In the case of Israel and Netanyahu, there is an
even more significant factor at play: Tanden is far more of a Clinton
loyalist than an Obama loyalist, and a core strategy of the Clinton campaign is
to depict Hillary as supremely devoted to Israel. Just last night, Clinton
published an
op-ed in The Forward on Israel that is so extreme it has to be
read to be believed. Its core purpose is clear from its headline and
photo: to implicitly criticize Obama for being too adversarial to Israel
and Netanyahu, while vowing that she, as president, will be the most stalwart
Israel loyalist imaginable:
35.
Clinton’s op-ed
reads like the ultimate loyalty oath: “I have stood with Israel my entire
career. … As president, I will continue this fight.” Moreover, she
writes, “Netanyahu’s visit to Washington on November 9 is an opportunity to
reaffirm the unbreakable bonds of friendship and unity between the people and
governments of the United States and Israel.” She vows: “I will do
everything I can to enhance our strategic partnership and strengthen America’s
security commitment to Israel, ensuring that it always has the qualitative
military edge to defend itself. That includes immediately dispatching a
delegation of the Joint Chiefs of Staff to meet with senior Israeli commanders.

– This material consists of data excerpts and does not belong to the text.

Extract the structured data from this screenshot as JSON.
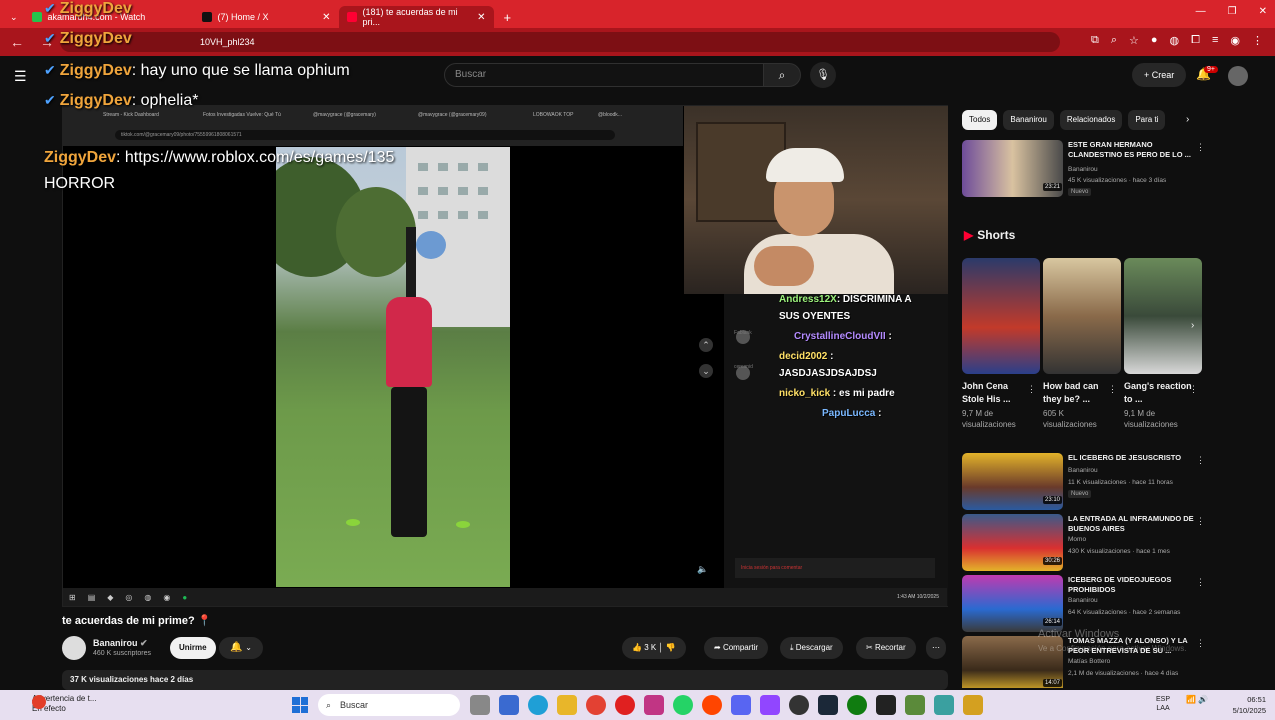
{
  "browser": {
    "tabs": [
      {
        "label": "akamaruh4.com - Watch",
        "color": "#27c24c"
      },
      {
        "label": "(7) Home / X",
        "color": "#111111"
      },
      {
        "label": "(181) te acuerdas de mi pri...",
        "color": "#ff0033"
      }
    ],
    "url_visible": "10VH_phl234"
  },
  "overlay_chat": [
    {
      "user": "ZiggyDev",
      "text": ""
    },
    {
      "user": "ZiggyDev",
      "text": ""
    },
    {
      "user": "ZiggyDev",
      "text": ": hay uno que se llama ophium"
    },
    {
      "user": "ZiggyDev",
      "text": ": ophelia*"
    },
    {
      "user": "ZiggyDev",
      "text": ": https://www.roblox.com/es/games/135"
    },
    {
      "user": "",
      "text": "HORROR"
    }
  ],
  "youtube": {
    "search_placeholder": "Buscar",
    "create_label": "Crear",
    "notif_badge": "9+"
  },
  "player": {
    "inner_tabs": [
      "Stream - Kick Dashboard",
      "Fotos Investigadas Vuelve: Qué Tú",
      "@mavygrace (@gracemary)",
      "@mavygrace (@gracemary09)",
      "LOBOWAOK TOP",
      "@bloodk..."
    ],
    "inner_url": "tiktok.com/@gracemary09/photo/75559961808061571",
    "chat": [
      {
        "user": "Andress12X",
        "text": ": DISCRIMINA A"
      },
      {
        "user": "",
        "text": "SUS OYENTES"
      },
      {
        "user": "CrystallineCloudVII",
        "text": " :"
      },
      {
        "user": "decid2002",
        "text": " :"
      },
      {
        "user": "",
        "text": "JASDJASJDSAJDSJ"
      },
      {
        "user": "nicko_kick",
        "text": " : es mi padre"
      },
      {
        "user": "PapuLucca",
        "text": " :"
      }
    ],
    "chat_ghost": [
      "Fabiank",
      "Crearnaid",
      "cercanid"
    ],
    "chat_input": "Inicia sesión para comentar",
    "clock": "1:43 AM 10/2/2025"
  },
  "video": {
    "title": "te acuerdas de mi prime?",
    "channel": "Bananirou",
    "subscribers": "460 K suscriptores",
    "join_label": "Unirme",
    "likes": "3 K",
    "share_label": "Compartir",
    "download_label": "Descargar",
    "clip_label": "Recortar",
    "stats": "37 K visualizaciones  hace 2 días"
  },
  "sidebar": {
    "chips": [
      "Todos",
      "Bananirou",
      "Relacionados",
      "Para ti"
    ],
    "top_rec": {
      "title": "Este GRAN HERMANO CLANDESTINO es PERO de lo ...",
      "channel": "Bananirou",
      "meta": "45 K visualizaciones · hace 3 días",
      "new": "Nuevo",
      "duration": "23:21"
    },
    "shorts_title": "Shorts",
    "shorts": [
      {
        "title": "John Cena Stole His ...",
        "views": "9,7 M de visualizaciones"
      },
      {
        "title": "How bad can they be? ...",
        "views": "605 K visualizaciones"
      },
      {
        "title": "Gang's reaction to ...",
        "views": "9,1 M de visualizaciones"
      }
    ],
    "recs": [
      {
        "title": "EL ICEBERG DE JESUSCRISTO",
        "channel": "Bananirou",
        "meta": "11 K visualizaciones · hace 11 horas",
        "new": "Nuevo",
        "duration": "23:10"
      },
      {
        "title": "LA ENTRADA AL INFRAMUNDO DE BUENOS AIRES",
        "channel": "Momo",
        "meta": "430 K visualizaciones · hace 1 mes",
        "new": "",
        "duration": "30:26"
      },
      {
        "title": "ICEBERG DE VIDEOJUEGOS PROHIBIDOS",
        "channel": "Bananirou",
        "meta": "64 K visualizaciones · hace 2 semanas",
        "new": "",
        "duration": "26:14"
      },
      {
        "title": "TOMAS MAZZA (Y ALONSO) Y LA PEOR ENTREVISTA DE SU ...",
        "channel": "Matías Bottero",
        "meta": "2,1 M de visualizaciones · hace 4 días",
        "new": "",
        "duration": "14:07"
      }
    ]
  },
  "watermark": {
    "line1": "Activar Windows",
    "line2": "Ve a Configuración para activar Windows."
  },
  "taskbar": {
    "warning_title": "Advertencia de t...",
    "warning_sub": "En efecto",
    "search": "Buscar",
    "lang1": "ESP",
    "lang2": "LAA",
    "time": "06:51",
    "date": "5/10/2025"
  }
}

I would also invite the Israeli prime minister to the White House in my first
month in office.”
36.
There is not a peep of criticism about the
Israeli occupation or the violence it has used against Palestinians, though the
op-ed does harshly scold the occupied people: “Israelis have to look over
their shoulders during everyday tasks, like carrying groceries and waiting for
the bus. … This violence must not be allowed to continue. It needs to stop
immediately. … Many of us have seen the video of a cleric encouraging
worshippers to stab Jews as he waves a knife in the air. This incitement needs
to end, period,” etc. etc.
37.
In that context, CAP’s servitude to AIPAC and
pandering to Netanyahu makes all the sense in the world. It may conflict with
the Obama White House’s preferences, but it very clearly serves its new primary
goal: advancement of the Hillary Clinton campaign.
38.
Though Gude insists CAP did not communicate with
the Clinton campaign about the Netanyahu invitation, he acknowledges that “the
CAP board was informed and [Clinton campaign head] John Podesta and [campaign
official] Jose Villarreal are members of the CAP board. They did not have
a role in making the decision to do the event.” Whatever else is true, as Clinton’s
op-ed last night makes clear, she has clearly adopted a strategy of siding
with Netanyahu and Israel over the Obama White House, and CAP, with its
characteristic subservience, is fully on board.
39.
UPDATE: Tanden’s office originally
indicated she was traveling today and thus was unable to respond to The
Intercept’s inquiries, but shortly after publication of this article, CAP’s
Daniella Leger provided this comment about our questions about Tanden’s views
on Libyan oil revenues: “We’re a think tank, and we have internal discussions
and dialogues all the time on a variety of issues. We encourage throwing out
ideas to spur conversation and spark debate. We did not take a position on
this, but ThinkProgress
covered
it. The posts certainly did not endorse the idea.”
40.
Ironically, one of those ThinkProgress
posts she cited mockingly describes Michele Bachmann’s views, which are
strikingly similar to the ones expressed by Tanden: “At last night’s GOP
presidential debate, Rep. Michele Bachmann (R-MN) said Iraq and Libya should
repay the U.S. for its war efforts in those two countries.” The other link
described how even Rick Santorum condemned this oil-seizure
idea — the one advocated by Tanden and Bachmann — as immoral and
counterproductive: “I think that would send every possible wrong signal that
America went to war for oil,” said the right-wing former GOP senator.